I found this interview in Fortune that I thought was interesting and insightful. I think that Panera actually has two strategic operations for revenue growth: (1) expansion of # of restaurants, and (2) $ volume being pumped through each restaurant.
(1) Panera currently has 300+ company-owned cafés and almost 600 franchised stores. But, IMHO the concept has a lot of room to run. The CEO says:
Is it going to be 2,000, 3,000, 4,000? I don't answer that question, because it doesn't matter to me. What I know is that I have enough real estate and demand to support the 17% growth we're committed to for the next three to five years. And we're on record with a target of 30% [profit growth] this year.
(2) Panera currently excels in only 2 day parts, with dinner being a huge hole in the concepts operations. 20% of PNRA's business comes after 5pm. The company is just now rolling out the first of a wave of products for the evening. "We are doing a product called Crispani, it's a pizza-like product made from our fresh dough, organic Muir tomatoes, Neiman Ranch pork sausage."
If you give people food they want, in an environment that they want, they will spend a dollar or two more, they will go out of the way for it. When we first started we were offering a lunch solution rooted in soup, salad, and a sandwich, and we were doing $1 million a unit. Today we are doing $2 million a unit and offering four consumer solutions - lunch, breakfast, a gathering-place solution, and a take-home solution.
This blog entry from Seeking Alpha makes a quick case for Panera, which I see as a safe long term bet at these levels.
So now it's up to investors to place their bets on whether or not Crispani will turn out to be good for Panera, or cause its demise. My guess is that it won't cause the bakery-cafe's demise, given the history of successful product rollouts and America's infatuation with pizza.
And oh, by the way, there are more menu innovations coming but the company won't say what. But Panera might not earn the $2/share like managment originally said would happen. Would you be disappointed if they only earned $1.90, instead? That would only be 26% EPS growth.

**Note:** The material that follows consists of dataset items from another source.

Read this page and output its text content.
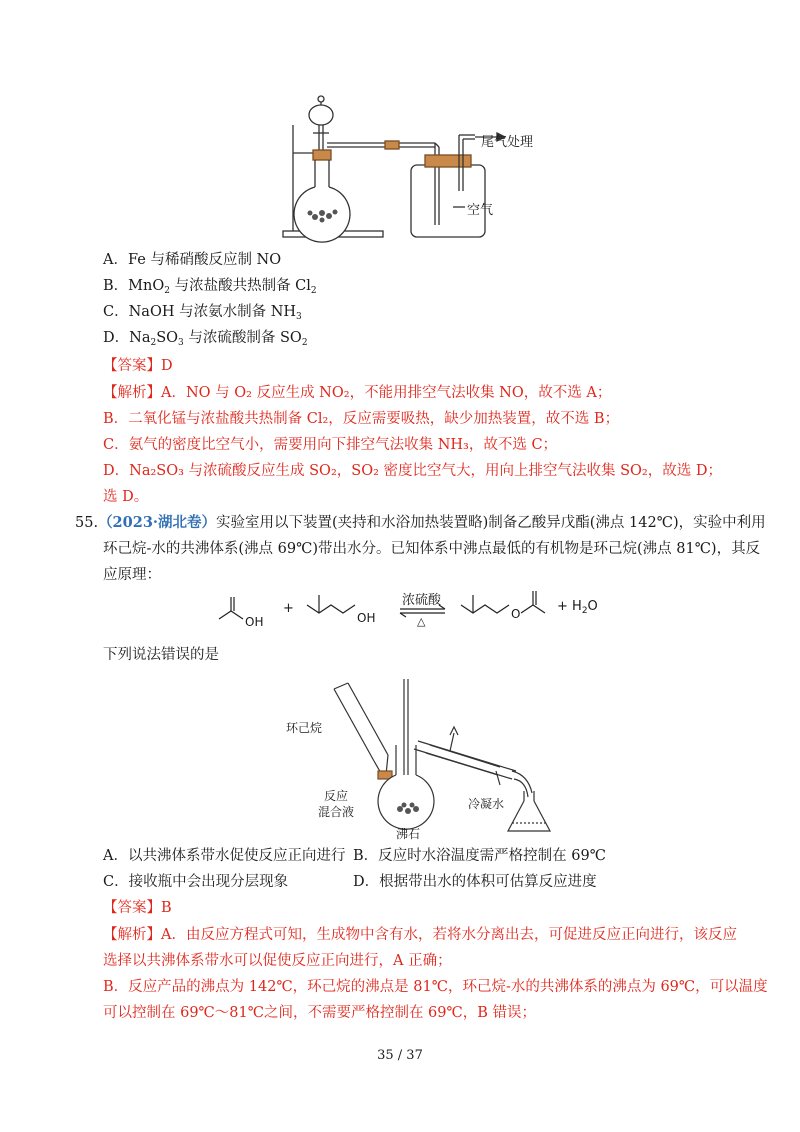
尾气处理
空气
A．Fe 与稀硝酸反应制 NO
B．MnO$_2$ 与浓盐酸共热制备 $Cl_2$
C．NaOH 与浓氨水制备 $NH_3$
D．$Na_2SO_3$ 与浓硫酸制备 $SO_2$
【答案】D
【解析】A．NO 与 O₂ 反应生成 NO₂，不能用排空气法收集 NO，故不选 A；
B．二氧化锰与浓盐酸共热制备 Cl₂，反应需要吸热，缺少加热装置，故不选 B；
C．氨气的密度比空气小，需要用向下排空气法收集 NH₃，故不选 C；
D．Na₂SO₃ 与浓硫酸反应生成 SO₂，SO₂ 密度比空气大，用向上排空气法收集 SO₂，故选 D；
选 D。
55.（2023·湖北卷）实验室用以下装置(夹持和水浴加热装置略)制备乙酸异戊酯(沸点 142℃)，实验中利用
环己烷-水的共沸体系(沸点 69℃)带出水分。已知体系中沸点最低的有机物是环己烷(沸点 81℃)，其反
应原理：
OH
+
OH
浓硫酸
△
O	+ $H_2O$
下列说法错误的是
环己烷
反应
混合液
沸石
冷凝水
A．以共沸体系带水促使反应正向进行 B．反应时水浴温度需严格控制在 69℃
C．接收瓶中会出现分层现象	D．根据带出水的体积可估算反应进度
【答案】B
【解析】A．由反应方程式可知，生成物中含有水，若将水分离出去，可促进反应正向进行，该反应
选择以共沸体系带水可以促使反应正向进行，A 正确；
B．反应产品的沸点为 142℃，环己烷的沸点是 81℃，环己烷-水的共沸体系的沸点为 69℃，可以温度
可以控制在 69℃～81℃之间，不需要严格控制在 69℃，B 错误；
35 / 37
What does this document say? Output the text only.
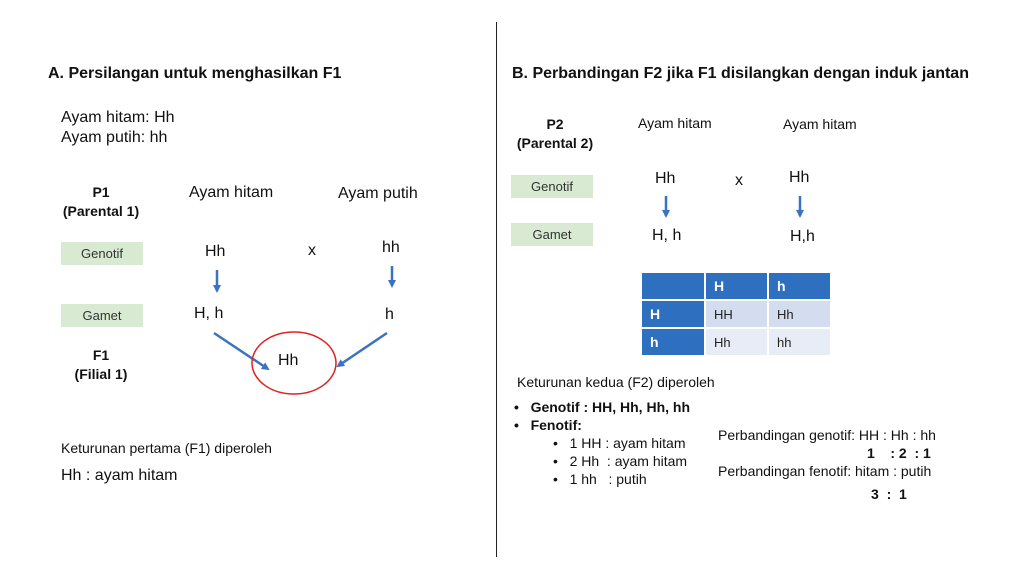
A. Persilangan untuk menghasilkan F1
Ayam hitam: Hh
Ayam putih: hh
P1
(Parental 1)
Ayam hitam	Ayam putih
Genotif
Gamet
Hh	x	hh
H, h	h
F1
(Filial 1)
Hh
Keturunan pertama (F1) diperoleh
Hh : ayam hitam
B. Perbandingan F2 jika F1 disilangkan dengan induk jantan
P2
(Parental 2)
Ayam hitam	Ayam hitam
Genotif
Gamet
Hh	x	Hh
H, h	H,h
	H	h
H	HH	Hh
h	Hh	hh
Keturunan kedua (F2) diperoleh
•   Genotif : HH, Hh, Hh, hh
•   Fenotif:
•   1 HH : ayam hitam
•   2 Hh  : ayam hitam
•   1 hh   : putih
Perbandingan genotif: HH : Hh : hh
1    : 2  : 1
Perbandingan fenotif: hitam : putih
3  :  1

The bottom line is that this story is still a great long-term stock. CEO Shaich has been around the block once before with Au Bon Pain and knows some of the pitfalls to avoid when it comes to managing publicly traded restaurants. But, while the share price knife is falling, there's no reason to try to catch it, even though I have been a buyer ever since $65 was breached.
Here is an interesting piece -- check out this piece from the Motely Fool from just late April (when the stock was trading in the low $70s!!)
The market seems to be hesitant to push the price into the upper range of its historical valuation, even though full-year guidance for diluted EPS was raised again. That could be due to lower expectations of same-store sales in the second quarter from a shift in the timing of the Easter holiday, or that the strong second half of 2005 will make it more difficult to outperform in the later half of this year.
Whatever the reason, I do have to disclose that I am bitter for missing the drop to the low 50s last fall. At this point, I'm probably just hoping the market will miss the forest for the trees at some point and misleadingly punish the stock. But I have yet to find a situation where chasing a stock is good in the long term, so I'm not about to start now.
Jim Cramer's thoughts on July 26th:
Cramer told his first caller that Panera Bread (PNRA - commentary - Cramer's Take) reported a stellar quarter but that it "committed the unpardonable sin of saying it will not do as well in the future."
However, Cramer said that this might not be an entirely bad thing. The downbeat guidance will cause analysts to downgrade the stock, which will reset expectations for the company lower.
There comes a time when we have to recognize that sometimes when a company says great things and then says that expectations are too high, the company is just telling Wall Street to not get ahead of the story.
The company is doing fine, he said, but it just doesn't want anyone to believe that it's doing better than it is.
He said that the stock will churn until it reports again next quarter, when it is likely to meet the new lowered expectations. Then the stock should run higher. Cramer said he would wait a month for the market to fully digest the screw-up, and then he would start building a position.